Because each OEM configures the GPU's TGP (total graphics power) to fit their chassis. An RTX 5070 Mobile can be set anywhere from 75W to 140W — a ~45% performance range using the exact same chip.What is TGP and Dynamic Boost?
TGP is the sustained wattage budget given to the GPU. Dynamic Boost adds 15-25W extra by redistributing thermal budget from the CPU when conditions allow.What happened to Max-Q branding?
NVIDIA dropped the Max-Q suffix with RTX 40 series. OEMs must now publish wattage on spec sheets — though many retailers, especially in SA, omit the figure from product listings.Does chassis thickness affect GPU performance?
Yes — drastically. Thin chassis (under 18mm) can't sustain 140W GPU loads. Gaming chassis (24mm+) can sustain peak wattage indefinitely.What is a MUX switch and why does it matter?
A MUX lets the dGPU bypass the iGPU and output directly to the display, adding 8-15% performance.
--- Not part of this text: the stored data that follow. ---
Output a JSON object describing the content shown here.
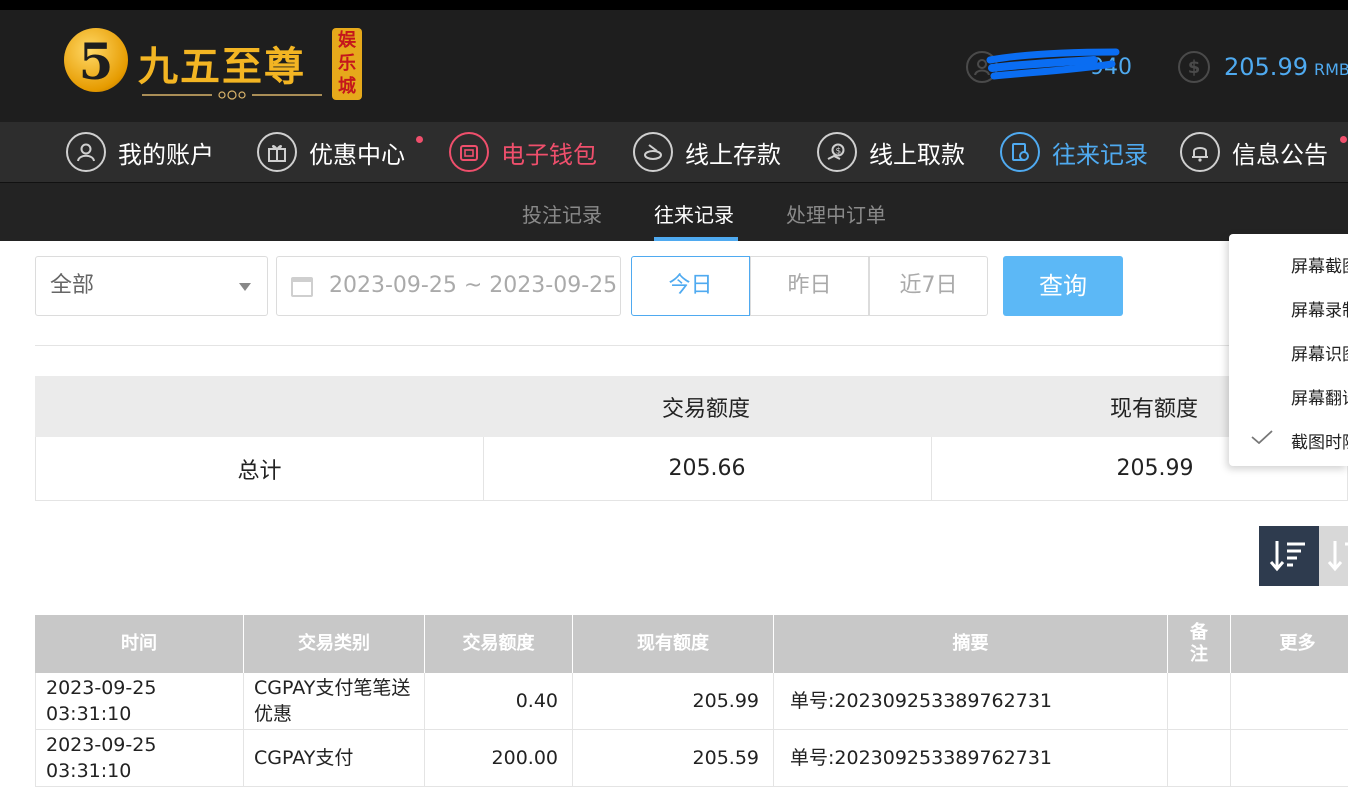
{
  "brand": {
    "logo_numeral": "5",
    "title": "九五至尊",
    "badge": [
      "娱",
      "乐",
      "城"
    ]
  },
  "user": {
    "username_visible": "940",
    "balance": "205.99",
    "currency": "RMB"
  },
  "nav": {
    "items": [
      {
        "label": "我的账户",
        "icon": "user-icon"
      },
      {
        "label": "优惠中心",
        "icon": "gift-icon",
        "dot": true
      },
      {
        "label": "电子钱包",
        "icon": "wallet-icon",
        "color": "#ef4f6c"
      },
      {
        "label": "线上存款",
        "icon": "deposit-icon"
      },
      {
        "label": "线上取款",
        "icon": "withdraw-icon"
      },
      {
        "label": "往来记录",
        "icon": "records-icon",
        "color": "#4faaf0",
        "active": true
      },
      {
        "label": "信息公告",
        "icon": "bell-icon",
        "dot": true
      }
    ]
  },
  "subnav": {
    "tabs": [
      {
        "label": "投注记录"
      },
      {
        "label": "往来记录",
        "active": true
      },
      {
        "label": "处理中订单"
      }
    ]
  },
  "filters": {
    "type_select": "全部",
    "date_range": "2023-09-25 ~ 2023-09-25",
    "day_buttons": [
      "今日",
      "昨日",
      "近7日"
    ],
    "active_day": "今日",
    "query_label": "查询"
  },
  "summary": {
    "headers": [
      "",
      "交易额度",
      "现有额度"
    ],
    "row": {
      "label": "总计",
      "amount": "205.66",
      "balance": "205.99"
    }
  },
  "records": {
    "headers": [
      "时间",
      "交易类别",
      "交易额度",
      "现有额度",
      "摘要",
      "备注",
      "更多"
    ],
    "rows": [
      {
        "time": "2023-09-25 03:31:10",
        "type": "CGPAY支付笔笔送优惠",
        "amount": "0.40",
        "balance": "205.99",
        "summary": "单号:202309253389762731",
        "note": "",
        "more": ""
      },
      {
        "time": "2023-09-25 03:31:10",
        "type": "CGPAY支付",
        "amount": "200.00",
        "balance": "205.59",
        "summary": "单号:202309253389762731",
        "note": "",
        "more": ""
      }
    ]
  },
  "context_menu": {
    "items": [
      {
        "label": "屏幕截图"
      },
      {
        "label": "屏幕录制"
      },
      {
        "label": "屏幕识图"
      },
      {
        "label": "屏幕翻译"
      },
      {
        "label": "截图时隐藏当前窗口",
        "checked": true
      }
    ]
  },
  "colors": {
    "accent_blue": "#4faaf0",
    "accent_red": "#ef4f6c",
    "header_bg": "#1e1e1e",
    "nav_bg": "#2d2d2d",
    "query_button": "#5cb8f6",
    "sort_active": "#2e3b4e"
  }
}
Look for "MUX switch" or "Advanced Optimus" on the spec sheet.RTX 5070 Mobile 75W vs 140W — what's the real FPS gap?
In Cyberpunk 2077 at 1440p DLSS-Q: ~58 FPS at 75W vs ~92 FPS at 140W. Across AAA titles, expect 35-50% performance uplift from the wattage difference.How do AMD Radeon RX 9070M wattages compare?
AMD RX 9070M typically ships at 80-145W with SmartShift adding 15-20W. AMD OEMs have been slightly more transparent about TGP disclosure than NVIDIA partners.How do I find the real TGP of a laptop sold in SA?
Three options: check the manufacturer's global product page, look up the model on Notebookcheck.net, or email the retailer directly. If they can't tell you, assume the lowest variant.